Clearly, this process costs more than simply using traditional models, who can breathe a sigh of relief knowing their jobs are safe for now. Real human models are also required to bring these Phygital Frankensteins to life – in, say, a runway show or TikTok video – as part of an elaborate process typically involving one of two approaches: motion capture, or deepfake. Motion capture, or “mo-cap” for short, has historically necessitated expensive suits and studio time to record movement from an actor that’s later retargeted to an avatar (often a cheaper alternative to hand-animation). Human actors can also directly puppet a 3D character to make it gesture and speak or – as seen recently on the reality competition Alter Ego – even sing like they do. Mo-cap production costs have actually fallen recently to the point where, with enough time and dollars (low thousands), individual creators can livestream as avatars (“Vtubing”) or make compelling avatar-based content.
While promising news for human models – who in the future may even stand to profit from digitally commodified assets beyond their appearance, like signature walks and poses – this pipeline is not a sustainable means for delivering digital characters. They simply cannot be easily divorced from their human puppeteer, leading to what some investors in VTuber startups call “The Actress Bottleneck.” When the actor behind the character burns out or quits, the fan base also moves on (which, incidentally, has caused significant struggles for VTuber companies). Deepfaking, which uses neural networks to create synthetic media, partially alleviates this bottleneck by enabling the head of any human actor in a still or video to be replaced with a digital one in post production. Yet – though more automated than using photo editing software – deepfakes require expensive skilled AI engineering labour, and still depend on the voice and mannerisms of the actor in the original video.
If these tactics sound like a losing strategy, that’s because they are. To wit, the company behind Lil Miquela joined Dapper Labs in an all-stock deal to focus on DAO initiatives late last year, indicating that even with over $25 million in venture funding, they were unable to mitigate high production costs with a sustainable business model. And while research has found younger generations are welcoming of CGI characters in part because fake avatars like Miquela seem no less authentic than highly filtered real people, I predict 2022 will see an increasing number of orphaned virtual influencer accounts because the cost-benefit of dressing physical up as digital simply does not compute,
Instead, I believe that the true purview of 3D characters – and the most likely source of a sustainable business model built around them – is not 2D feeds but 3D virtual worlds (i.e., the metaverse), where they can befriend increasingly avatar-enthused, Instagram-weary, younger generations.

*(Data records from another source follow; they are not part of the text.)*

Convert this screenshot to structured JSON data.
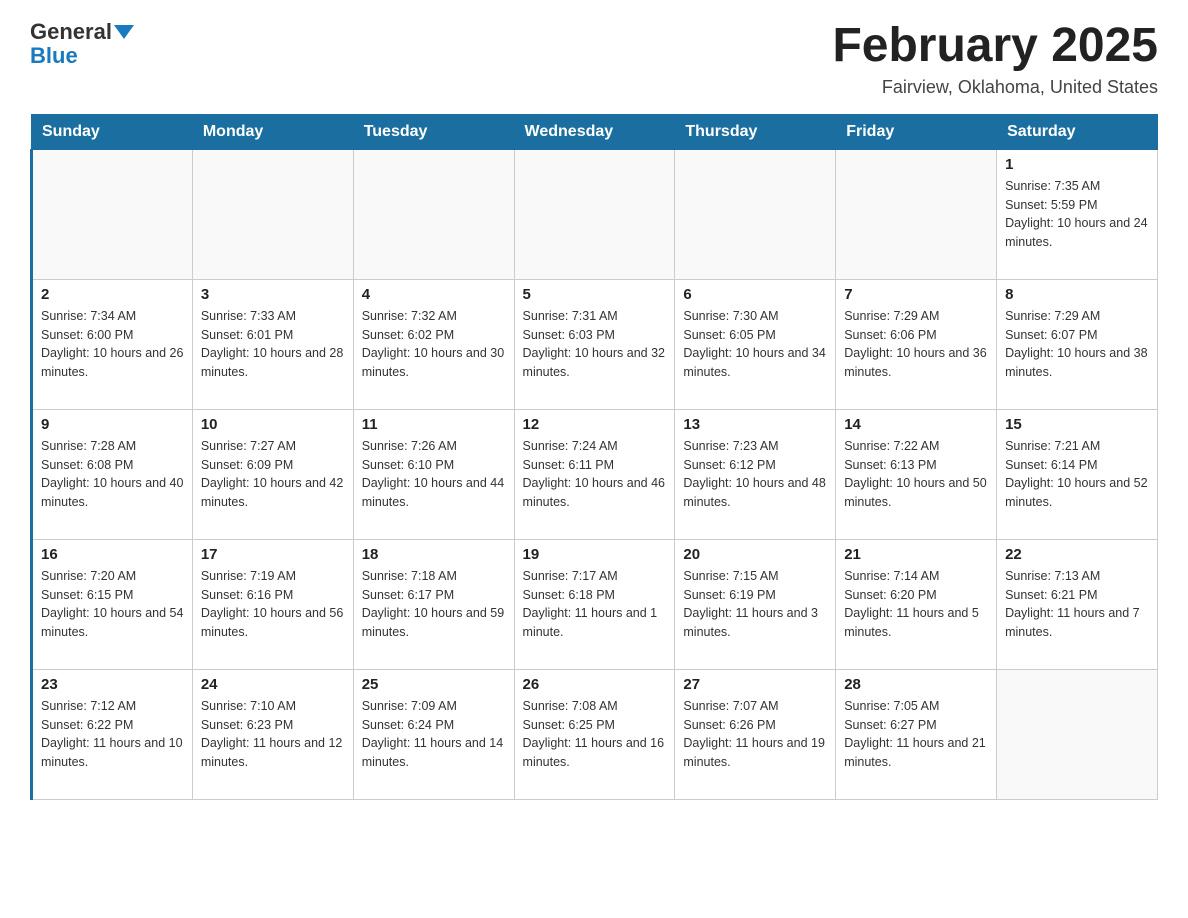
{
  "header": {
    "logo_general": "General",
    "logo_blue": "Blue",
    "month_title": "February 2025",
    "location": "Fairview, Oklahoma, United States"
  },
  "days_of_week": [
    "Sunday",
    "Monday",
    "Tuesday",
    "Wednesday",
    "Thursday",
    "Friday",
    "Saturday"
  ],
  "weeks": [
    [
      {
        "day": "",
        "sunrise": "",
        "sunset": "",
        "daylight": ""
      },
      {
        "day": "",
        "sunrise": "",
        "sunset": "",
        "daylight": ""
      },
      {
        "day": "",
        "sunrise": "",
        "sunset": "",
        "daylight": ""
      },
      {
        "day": "",
        "sunrise": "",
        "sunset": "",
        "daylight": ""
      },
      {
        "day": "",
        "sunrise": "",
        "sunset": "",
        "daylight": ""
      },
      {
        "day": "",
        "sunrise": "",
        "sunset": "",
        "daylight": ""
      },
      {
        "day": "1",
        "sunrise": "Sunrise: 7:35 AM",
        "sunset": "Sunset: 5:59 PM",
        "daylight": "Daylight: 10 hours and 24 minutes."
      }
    ],
    [
      {
        "day": "2",
        "sunrise": "Sunrise: 7:34 AM",
        "sunset": "Sunset: 6:00 PM",
        "daylight": "Daylight: 10 hours and 26 minutes."
      },
      {
        "day": "3",
        "sunrise": "Sunrise: 7:33 AM",
        "sunset": "Sunset: 6:01 PM",
        "daylight": "Daylight: 10 hours and 28 minutes."
      },
      {
        "day": "4",
        "sunrise": "Sunrise: 7:32 AM",
        "sunset": "Sunset: 6:02 PM",
        "daylight": "Daylight: 10 hours and 30 minutes."
      },
      {
        "day": "5",
        "sunrise": "Sunrise: 7:31 AM",
        "sunset": "Sunset: 6:03 PM",
        "daylight": "Daylight: 10 hours and 32 minutes."
      },
      {
        "day": "6",
        "sunrise": "Sunrise: 7:30 AM",
        "sunset": "Sunset: 6:05 PM",
        "daylight": "Daylight: 10 hours and 34 minutes."
      },
      {
        "day": "7",
        "sunrise": "Sunrise: 7:29 AM",
        "sunset": "Sunset: 6:06 PM",
        "daylight": "Daylight: 10 hours and 36 minutes."
      },
      {
        "day": "8",
        "sunrise": "Sunrise: 7:29 AM",
        "sunset": "Sunset: 6:07 PM",
        "daylight": "Daylight: 10 hours and 38 minutes."
      }
    ],
    [
      {
        "day": "9",
        "sunrise": "Sunrise: 7:28 AM",
        "sunset": "Sunset: 6:08 PM",
        "daylight": "Daylight: 10 hours and 40 minutes."
      },
      {
        "day": "10",
        "sunrise": "Sunrise: 7:27 AM",
        "sunset": "Sunset: 6:09 PM",
        "daylight": "Daylight: 10 hours and 42 minutes."
      },
      {
        "day": "11",
        "sunrise": "Sunrise: 7:26 AM",
        "sunset": "Sunset: 6:10 PM",
        "daylight": "Daylight: 10 hours and 44 minutes."
      },
      {
        "day": "12",
        "sunrise": "Sunrise: 7:24 AM",
        "sunset": "Sunset: 6:11 PM",
        "daylight": "Daylight: 10 hours and 46 minutes."
      },
      {
        "day": "13",
        "sunrise": "Sunrise: 7:23 AM",
        "sunset": "Sunset: 6:12 PM",
        "daylight": "Daylight: 10 hours and 48 minutes."
      },
      {
        "day": "14",
        "sunrise": "Sunrise: 7:22 AM",
        "sunset": "Sunset: 6:13 PM",
        "daylight": "Daylight: 10 hours and 50 minutes."
      },
      {
        "day": "15",
        "sunrise": "Sunrise: 7:21 AM",
        "sunset": "Sunset: 6:14 PM",
        "daylight": "Daylight: 10 hours and 52 minutes."
      }
    ],
    [
      {
        "day": "16",
        "sunrise": "Sunrise: 7:20 AM",
        "sunset": "Sunset: 6:15 PM",
        "daylight": "Daylight: 10 hours and 54 minutes."
      },
      {
        "day": "17",
        "sunrise": "Sunrise: 7:19 AM",
        "sunset": "Sunset: 6:16 PM",
        "daylight": "Daylight: 10 hours and 56 minutes."
      },
      {
        "day": "18",
        "sunrise": "Sunrise: 7:18 AM",
        "sunset": "Sunset: 6:17 PM",
        "daylight": "Daylight: 10 hours and 59 minutes."
      },
      {
        "day": "19",
        "sunrise": "Sunrise: 7:17 AM",
        "sunset": "Sunset: 6:18 PM",
        "daylight": "Daylight: 11 hours and 1 minute."
      },
      {
        "day": "20",
        "sunrise": "Sunrise: 7:15 AM",
        "sunset": "Sunset: 6:19 PM",
        "daylight": "Daylight: 11 hours and 3 minutes."
      },
      {
        "day": "21",
        "sunrise": "Sunrise: 7:14 AM",
        "sunset": "Sunset: 6:20 PM",
        "daylight": "Daylight: 11 hours and 5 minutes."
      },
      {
        "day": "22",
        "sunrise": "Sunrise: 7:13 AM",
        "sunset": "Sunset: 6:21 PM",
        "daylight": "Daylight: 11 hours and 7 minutes."
      }
    ],
    [
      {
        "day": "23",
        "sunrise": "Sunrise: 7:12 AM",
        "sunset": "Sunset: 6:22 PM",
        "daylight": "Daylight: 11 hours and 10 minutes."
      },
      {
        "day": "24",
        "sunrise": "Sunrise: 7:10 AM",
        "sunset": "Sunset: 6:23 PM",
        "daylight": "Daylight: 11 hours and 12 minutes."
      },
      {
        "day": "25",
        "sunrise": "Sunrise: 7:09 AM",
        "sunset": "Sunset: 6:24 PM",
        "daylight": "Daylight: 11 hours and 14 minutes."
      },
      {
        "day": "26",
        "sunrise": "Sunrise: 7:08 AM",
        "sunset": "Sunset: 6:25 PM",
        "daylight": "Daylight: 11 hours and 16 minutes."
      },
      {
        "day": "27",
        "sunrise": "Sunrise: 7:07 AM",
        "sunset": "Sunset: 6:26 PM",
        "daylight": "Daylight: 11 hours and 19 minutes."
      },
      {
        "day": "28",
        "sunrise": "Sunrise: 7:05 AM",
        "sunset": "Sunset: 6:27 PM",
        "daylight": "Daylight: 11 hours and 21 minutes."
      },
      {
        "day": "",
        "sunrise": "",
        "sunset": "",
        "daylight": ""
      }
    ]
  ]
}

Prior to 2022, companies creating photoreal virtual influencers opted for the “fake it ‘til you make it” approach, because the alternative – doing digital for real, without physical reference – was simply too prohibitive, both commercially and technologically. The added production costs of applying a digital veneer to a physical model were still cheaper than digitising 3D garments, building 3D sets, and spending months making media with stylized digital avatars. And marketing a TikTok influencer (voiced quietly by a human actor) as synthetic or an “AI robot” is far easier than building an actual AI influencer: an endeavour that requires vast AI expertise and a complex technology stack outside the typical agency wheelhouse.
But all this is about to change, for two reasons. First, truly disruptive software arrived in 2021 in the form of a photoreal avatar creator from Epic Games, with rival engine Unity likely soon to follow suit in light of recent acquisitions. Such software is already being leveraged by large brands, as seen with Dermalogica’s Natalia, a “virtual human designed to train skin professionals.” Second, a shift in market dynamics, and consumer behaviour around digital ownership and fashion, is paving the way for digital garment monetization beyond gaming: a projected $50 billion dollar metaverse opportunity luxury brands are rushing to seize.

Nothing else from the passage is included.